The result is a blend of 70’s Bowie, 80’s New Wave and over-the-top theatrics only Palmer could yowl through. Coming on strong–if a bit overwrought–Theatre goes right for the big moments. Dense orchestrations attack as Palmer calls out phonies and manipulative men, comes out against murder and confesses her own loneliness in the first several tracks following the intro. Her lyrics sidestep any poetic style in favor of dialogue and diary entries. There is little to ponder in the words as she prefers to spell things out–occasionally going meta to explain how she’s singing exactly what she’s thinking. It’s better to listen to the sum than focus on the parts.
All the dramatic chaos takes a break as the first half ends with the piano and strings track “Trout Heart Replica.” Palmer’s dour vocals offer her most thoughtful lyrics as she compares herself to doomed fish, caught and headed to the butcher. At seven minutes, the track could stand to lose a verse or two as not all are essential, but Palmer’s performance relates a trauma to which all the bombast of the previous tracks do not compare.
The second half takes on a lighter, more spirited feel. Starting with “Lost,” Palmer turns what starts as a dull tale about losing her wallet in a couch cushion into a joyous affirmation about life after death: “No one’s ever lost forever / They are caught inside your heart / If you garden them and water them / They make you what you are.” The lift continues through buoyant tracks “Bottomfeeder,” “Melody Dean,” and the funny “Massachusetts Avenue,” in which a woman cannot escape memories of an ex thanks to geographical reminders–she laments, “There’s no other way to get to work!”

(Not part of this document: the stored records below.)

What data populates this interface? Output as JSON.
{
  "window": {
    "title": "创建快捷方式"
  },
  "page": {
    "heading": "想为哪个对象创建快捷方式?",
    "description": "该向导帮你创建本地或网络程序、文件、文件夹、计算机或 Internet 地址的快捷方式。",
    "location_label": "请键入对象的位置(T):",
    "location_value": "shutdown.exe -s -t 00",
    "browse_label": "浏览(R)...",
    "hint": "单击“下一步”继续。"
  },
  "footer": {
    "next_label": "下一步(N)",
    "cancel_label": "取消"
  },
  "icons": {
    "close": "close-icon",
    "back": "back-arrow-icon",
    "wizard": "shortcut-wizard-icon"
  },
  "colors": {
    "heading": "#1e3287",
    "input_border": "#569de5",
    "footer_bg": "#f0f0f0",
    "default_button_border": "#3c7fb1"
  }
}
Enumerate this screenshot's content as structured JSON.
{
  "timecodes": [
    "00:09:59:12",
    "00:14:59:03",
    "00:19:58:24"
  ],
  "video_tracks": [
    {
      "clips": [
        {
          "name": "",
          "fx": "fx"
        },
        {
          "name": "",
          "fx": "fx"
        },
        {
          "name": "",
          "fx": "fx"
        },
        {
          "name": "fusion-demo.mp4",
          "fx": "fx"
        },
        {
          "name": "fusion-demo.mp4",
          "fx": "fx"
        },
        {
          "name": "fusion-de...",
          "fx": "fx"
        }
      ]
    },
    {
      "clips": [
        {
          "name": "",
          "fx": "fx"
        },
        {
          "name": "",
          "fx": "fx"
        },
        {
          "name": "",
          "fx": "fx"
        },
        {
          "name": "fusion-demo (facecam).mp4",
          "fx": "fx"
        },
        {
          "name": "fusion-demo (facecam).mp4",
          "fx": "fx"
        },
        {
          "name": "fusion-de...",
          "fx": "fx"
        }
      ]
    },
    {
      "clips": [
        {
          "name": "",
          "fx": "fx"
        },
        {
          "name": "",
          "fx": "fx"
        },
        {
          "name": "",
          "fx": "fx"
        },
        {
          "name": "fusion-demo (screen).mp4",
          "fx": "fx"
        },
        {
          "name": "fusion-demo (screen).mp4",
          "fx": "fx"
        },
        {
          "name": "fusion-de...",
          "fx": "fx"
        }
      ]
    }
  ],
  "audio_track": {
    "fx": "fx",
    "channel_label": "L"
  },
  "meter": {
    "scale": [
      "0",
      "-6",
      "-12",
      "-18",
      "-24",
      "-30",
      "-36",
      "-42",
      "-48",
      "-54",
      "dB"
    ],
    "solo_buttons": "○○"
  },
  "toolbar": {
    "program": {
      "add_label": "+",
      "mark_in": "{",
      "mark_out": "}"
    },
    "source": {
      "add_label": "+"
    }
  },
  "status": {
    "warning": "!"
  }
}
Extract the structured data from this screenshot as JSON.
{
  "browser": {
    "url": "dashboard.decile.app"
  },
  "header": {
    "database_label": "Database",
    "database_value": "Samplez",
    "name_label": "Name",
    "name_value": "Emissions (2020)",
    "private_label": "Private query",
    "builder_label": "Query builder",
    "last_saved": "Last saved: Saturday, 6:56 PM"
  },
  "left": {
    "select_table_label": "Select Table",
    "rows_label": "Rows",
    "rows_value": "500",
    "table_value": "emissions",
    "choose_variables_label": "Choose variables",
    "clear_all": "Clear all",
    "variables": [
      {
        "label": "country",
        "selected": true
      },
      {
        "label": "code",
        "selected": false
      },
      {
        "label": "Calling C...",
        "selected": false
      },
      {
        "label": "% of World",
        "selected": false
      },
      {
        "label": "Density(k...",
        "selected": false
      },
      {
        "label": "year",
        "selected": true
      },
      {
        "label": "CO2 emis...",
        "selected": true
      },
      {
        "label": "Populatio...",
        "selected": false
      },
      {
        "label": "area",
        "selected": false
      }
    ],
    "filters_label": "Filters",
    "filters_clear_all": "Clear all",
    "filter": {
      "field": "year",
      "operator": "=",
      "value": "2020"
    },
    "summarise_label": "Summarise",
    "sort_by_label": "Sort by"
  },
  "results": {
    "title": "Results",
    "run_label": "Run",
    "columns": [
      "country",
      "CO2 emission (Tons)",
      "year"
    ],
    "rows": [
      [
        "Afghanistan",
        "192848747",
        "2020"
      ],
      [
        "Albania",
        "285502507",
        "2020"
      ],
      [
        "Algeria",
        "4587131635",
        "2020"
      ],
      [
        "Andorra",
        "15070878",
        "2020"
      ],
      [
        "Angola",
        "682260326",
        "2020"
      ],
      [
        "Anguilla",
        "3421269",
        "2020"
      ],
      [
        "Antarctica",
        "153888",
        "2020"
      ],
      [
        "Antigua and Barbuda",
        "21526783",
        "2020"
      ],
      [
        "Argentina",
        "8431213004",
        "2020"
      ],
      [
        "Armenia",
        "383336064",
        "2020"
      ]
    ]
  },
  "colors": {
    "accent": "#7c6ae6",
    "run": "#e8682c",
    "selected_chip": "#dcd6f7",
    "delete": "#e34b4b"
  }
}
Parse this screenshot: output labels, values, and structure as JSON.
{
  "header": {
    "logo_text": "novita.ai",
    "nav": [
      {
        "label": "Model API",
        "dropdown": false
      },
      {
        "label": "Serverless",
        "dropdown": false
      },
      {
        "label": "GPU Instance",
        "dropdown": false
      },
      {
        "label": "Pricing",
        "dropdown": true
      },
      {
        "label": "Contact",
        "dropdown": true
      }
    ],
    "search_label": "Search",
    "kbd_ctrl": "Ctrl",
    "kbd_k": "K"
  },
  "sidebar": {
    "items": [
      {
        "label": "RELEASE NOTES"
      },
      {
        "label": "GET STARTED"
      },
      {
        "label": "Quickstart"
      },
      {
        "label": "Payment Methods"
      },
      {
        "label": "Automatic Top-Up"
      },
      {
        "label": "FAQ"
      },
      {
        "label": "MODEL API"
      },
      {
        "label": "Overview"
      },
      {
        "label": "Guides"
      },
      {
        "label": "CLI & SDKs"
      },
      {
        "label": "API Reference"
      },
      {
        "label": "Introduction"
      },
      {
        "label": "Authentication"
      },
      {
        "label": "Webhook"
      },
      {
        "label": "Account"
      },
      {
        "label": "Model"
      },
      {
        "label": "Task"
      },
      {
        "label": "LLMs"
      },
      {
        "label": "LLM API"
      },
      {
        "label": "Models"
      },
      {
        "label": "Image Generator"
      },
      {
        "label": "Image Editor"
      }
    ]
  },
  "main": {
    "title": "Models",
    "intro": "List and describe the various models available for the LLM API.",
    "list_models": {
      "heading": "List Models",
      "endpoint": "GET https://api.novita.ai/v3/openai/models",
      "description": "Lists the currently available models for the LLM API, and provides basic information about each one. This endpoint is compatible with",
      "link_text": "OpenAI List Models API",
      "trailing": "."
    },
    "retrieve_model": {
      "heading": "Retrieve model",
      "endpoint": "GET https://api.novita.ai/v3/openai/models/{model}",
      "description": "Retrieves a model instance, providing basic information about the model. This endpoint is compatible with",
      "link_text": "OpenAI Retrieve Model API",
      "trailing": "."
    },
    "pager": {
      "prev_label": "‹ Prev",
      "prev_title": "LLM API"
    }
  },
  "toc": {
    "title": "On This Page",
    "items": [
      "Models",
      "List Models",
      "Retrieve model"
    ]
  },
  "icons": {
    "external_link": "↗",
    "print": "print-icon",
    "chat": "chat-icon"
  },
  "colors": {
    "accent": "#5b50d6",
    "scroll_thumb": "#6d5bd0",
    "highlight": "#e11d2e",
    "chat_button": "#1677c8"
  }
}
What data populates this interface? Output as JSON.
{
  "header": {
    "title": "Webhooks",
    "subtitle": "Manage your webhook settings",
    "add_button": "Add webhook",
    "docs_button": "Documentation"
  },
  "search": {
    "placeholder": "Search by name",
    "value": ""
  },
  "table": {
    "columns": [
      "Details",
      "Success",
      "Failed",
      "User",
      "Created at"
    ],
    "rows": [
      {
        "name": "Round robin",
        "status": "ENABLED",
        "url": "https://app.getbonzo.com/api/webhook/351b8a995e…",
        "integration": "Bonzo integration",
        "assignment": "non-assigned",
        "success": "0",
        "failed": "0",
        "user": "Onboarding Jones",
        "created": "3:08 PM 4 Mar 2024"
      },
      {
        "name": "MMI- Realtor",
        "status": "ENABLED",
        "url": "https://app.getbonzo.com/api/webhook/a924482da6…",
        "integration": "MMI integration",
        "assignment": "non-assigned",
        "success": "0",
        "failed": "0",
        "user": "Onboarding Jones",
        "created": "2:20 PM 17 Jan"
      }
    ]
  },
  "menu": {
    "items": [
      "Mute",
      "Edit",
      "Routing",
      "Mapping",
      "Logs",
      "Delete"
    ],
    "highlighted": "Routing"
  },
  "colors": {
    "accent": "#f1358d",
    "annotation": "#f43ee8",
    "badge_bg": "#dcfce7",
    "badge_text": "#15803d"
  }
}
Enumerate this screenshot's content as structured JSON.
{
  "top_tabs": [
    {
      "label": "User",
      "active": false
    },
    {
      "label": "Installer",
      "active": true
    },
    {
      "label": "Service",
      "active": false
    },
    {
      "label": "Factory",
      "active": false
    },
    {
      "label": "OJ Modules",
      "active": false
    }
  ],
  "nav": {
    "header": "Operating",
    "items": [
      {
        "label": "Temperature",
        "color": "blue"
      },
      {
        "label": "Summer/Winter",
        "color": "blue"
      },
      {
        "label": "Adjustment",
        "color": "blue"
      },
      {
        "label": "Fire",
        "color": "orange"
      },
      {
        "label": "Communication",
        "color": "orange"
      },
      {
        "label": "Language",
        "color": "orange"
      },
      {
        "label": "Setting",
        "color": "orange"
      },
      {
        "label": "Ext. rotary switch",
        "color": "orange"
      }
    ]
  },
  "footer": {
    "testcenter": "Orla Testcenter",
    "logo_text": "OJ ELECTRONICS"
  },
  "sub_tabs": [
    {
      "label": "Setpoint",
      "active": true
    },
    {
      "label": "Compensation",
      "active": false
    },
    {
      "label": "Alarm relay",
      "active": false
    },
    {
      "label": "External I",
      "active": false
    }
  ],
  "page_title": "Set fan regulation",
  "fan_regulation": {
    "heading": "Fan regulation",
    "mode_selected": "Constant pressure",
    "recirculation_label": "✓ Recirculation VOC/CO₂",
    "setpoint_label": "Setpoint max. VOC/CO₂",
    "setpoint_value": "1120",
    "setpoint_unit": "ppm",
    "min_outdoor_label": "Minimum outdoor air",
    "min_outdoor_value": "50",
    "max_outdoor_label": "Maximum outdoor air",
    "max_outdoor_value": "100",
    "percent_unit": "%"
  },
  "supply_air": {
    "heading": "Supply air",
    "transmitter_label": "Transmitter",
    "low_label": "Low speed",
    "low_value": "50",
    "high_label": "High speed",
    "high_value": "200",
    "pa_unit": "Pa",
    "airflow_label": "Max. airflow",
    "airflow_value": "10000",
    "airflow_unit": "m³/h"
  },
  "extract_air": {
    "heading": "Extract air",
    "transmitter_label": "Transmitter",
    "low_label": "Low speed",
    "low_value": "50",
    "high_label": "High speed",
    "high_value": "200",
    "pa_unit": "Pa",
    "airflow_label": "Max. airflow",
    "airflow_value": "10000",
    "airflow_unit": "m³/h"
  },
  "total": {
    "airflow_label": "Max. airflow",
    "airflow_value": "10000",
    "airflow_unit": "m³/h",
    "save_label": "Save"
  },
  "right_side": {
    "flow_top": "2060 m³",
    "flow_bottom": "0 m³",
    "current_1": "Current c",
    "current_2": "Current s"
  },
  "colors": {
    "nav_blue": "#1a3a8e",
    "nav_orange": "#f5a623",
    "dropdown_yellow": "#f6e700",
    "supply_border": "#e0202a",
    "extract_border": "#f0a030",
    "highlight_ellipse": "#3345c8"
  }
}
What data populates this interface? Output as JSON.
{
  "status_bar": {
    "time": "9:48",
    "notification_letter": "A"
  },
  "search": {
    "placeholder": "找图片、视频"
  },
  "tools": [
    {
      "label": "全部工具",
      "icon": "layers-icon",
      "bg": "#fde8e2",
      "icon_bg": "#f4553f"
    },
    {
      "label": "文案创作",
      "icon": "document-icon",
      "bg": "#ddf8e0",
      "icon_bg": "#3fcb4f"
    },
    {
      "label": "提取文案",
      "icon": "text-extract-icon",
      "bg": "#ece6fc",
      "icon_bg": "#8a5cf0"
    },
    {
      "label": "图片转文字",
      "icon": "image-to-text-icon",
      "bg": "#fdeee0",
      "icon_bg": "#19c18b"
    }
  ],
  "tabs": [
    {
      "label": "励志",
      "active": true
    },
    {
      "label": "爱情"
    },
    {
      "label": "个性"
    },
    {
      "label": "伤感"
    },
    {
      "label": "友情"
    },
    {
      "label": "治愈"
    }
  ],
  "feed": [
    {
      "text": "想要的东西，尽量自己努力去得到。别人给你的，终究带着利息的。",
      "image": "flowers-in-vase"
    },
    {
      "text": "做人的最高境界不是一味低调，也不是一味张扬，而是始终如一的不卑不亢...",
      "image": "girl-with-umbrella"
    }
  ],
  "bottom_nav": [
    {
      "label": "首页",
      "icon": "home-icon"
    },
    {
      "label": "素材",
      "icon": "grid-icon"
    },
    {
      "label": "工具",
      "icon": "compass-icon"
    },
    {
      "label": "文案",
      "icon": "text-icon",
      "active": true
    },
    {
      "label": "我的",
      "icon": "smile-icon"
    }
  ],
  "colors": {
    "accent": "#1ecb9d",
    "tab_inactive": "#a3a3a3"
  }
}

Finally, Palmer returns to her theatrics to end with “Olly Olly Oxen Free,” in which she berates an opponent for leading a wasted life. As with other Amanda Palmer projects, Theatre is Evil is music that demands to be heard. It can be aggressive and overwrought, or tenderly heartbreaking. Each track is a performance, often performance art, and another opportunity to see a multi-faceted performer develop that art.